Books: Scot in Moscow
BRITISH AGENTR. H. Bruce Lockhart Putnam ($2.75).
Few who have been in such personal and political scrapes as Bruce Lockhart, one-time (1915-17) British consul-general at Moscow, have admitted them in writing. With a canny candor that makes his book exciting reading, that is just what Author Lockhart does. Women and Bolsheviks were his trouble: between the two he has had some narrow escapes.
Of purely Scottish blood, Bruce Lockhart eschewed English universities, finished his education in France and Germany, then went to Malaya as a rubber planter. There he achieved sufficient fame as a footballer, too much notoriety when he took native royalty for a mistress. Timely malaria got him out of that scrape, sent him home to his outraged family. For lack of something better to do he took the examinations for the Foreign Office and passed at the head of the list, much to his surprise. In 1912 he was sent to Moscow as British vice-consul. He liked and got on well with Russia, Russian and Russians, had a high old time in Moscow, saw many a dawn break over the Kremlin. When he married an Australian girl he turned over a new leaffor a while. Then rumors of his goings-on with a Russian Jewess reached his Ambassador, who spoke to him sorrowfully, extracted a pledge of good behavior. Three weeks later, the pledge broken, Lockhart was sent to England "for a rest." When he went back as head of the British Mission in 1918 his wife stayed behind and his mistress lived with him openly until he left Russia for good, two years later. Frank about his domestic misadventures, Lockhart does not dwell on them, spends more time on his eyewitness account of Russia in revolt.
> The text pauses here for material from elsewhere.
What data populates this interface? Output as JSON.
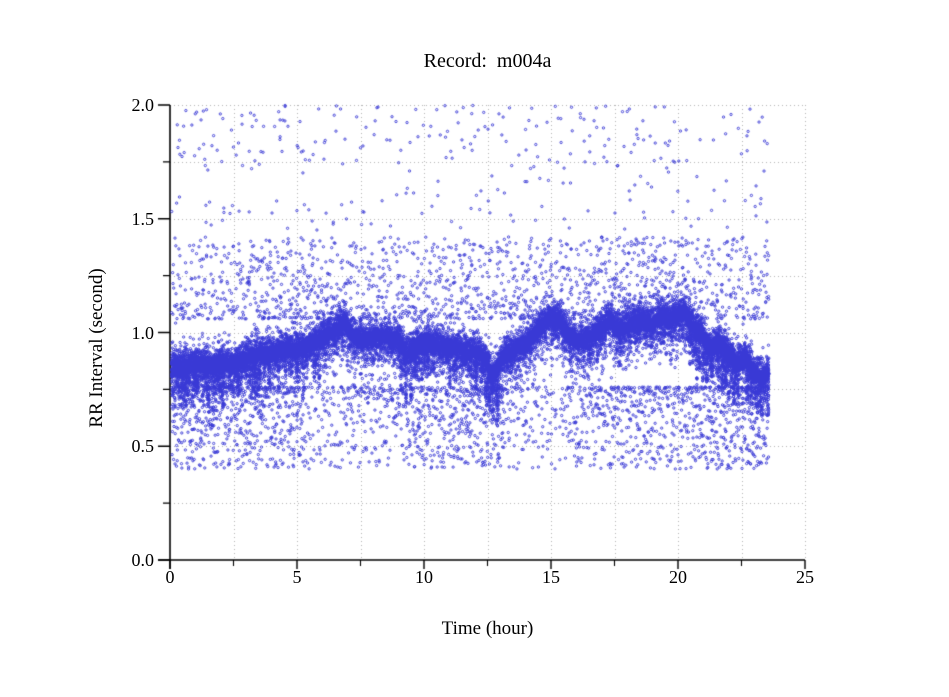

Though he was in England, apparently in disgrace, during the "ten days that shook the world" (Nov. 7-17, 1917), as best-informed British expert on Russia he was considered indispensable. Early the following year he was sent back again as head of a special mission, to establish unofficial relations with the Bolsheviks. His job: "to do as much harm to the Germans as possible, to put a spoke in the wheels of the separate peace negotiations, and to stiffen ... the Bolshevik resistance to German demands." His complicated and delicate job was made harder by the muddled policy of his own government. "There was no British policy, unless seven different policies at once can be called a policy."
Lockhart met Lenin infrequently, Trotsky often. He thinks Lenin was extraordinarily impersonal, coldly logical; Trotsky brave, bitter, emotional; both able. No friend to the Tsarist regime (". . . unparalleled inefficiency and corruption. No other nation would have stood the privations which Russia stood for anything like the same length of time"), Lockhart admired many a Bolshevik bureaucrat, got in hot water with his colleagues and his government for holding out strongly against intervention. Finally he changed his mind, thus losing the Bolsheviks' confidence without gaining anybody else's. When Lenin was shot the Bolsheviks arrested Lockhart as a spy, held him in jail for a month. Lenin recovered; no evidence was found against Lockhart; he was allowed to leave Russia. He went back to England with a heavy heart, full of sad memories, gloomy forebodings.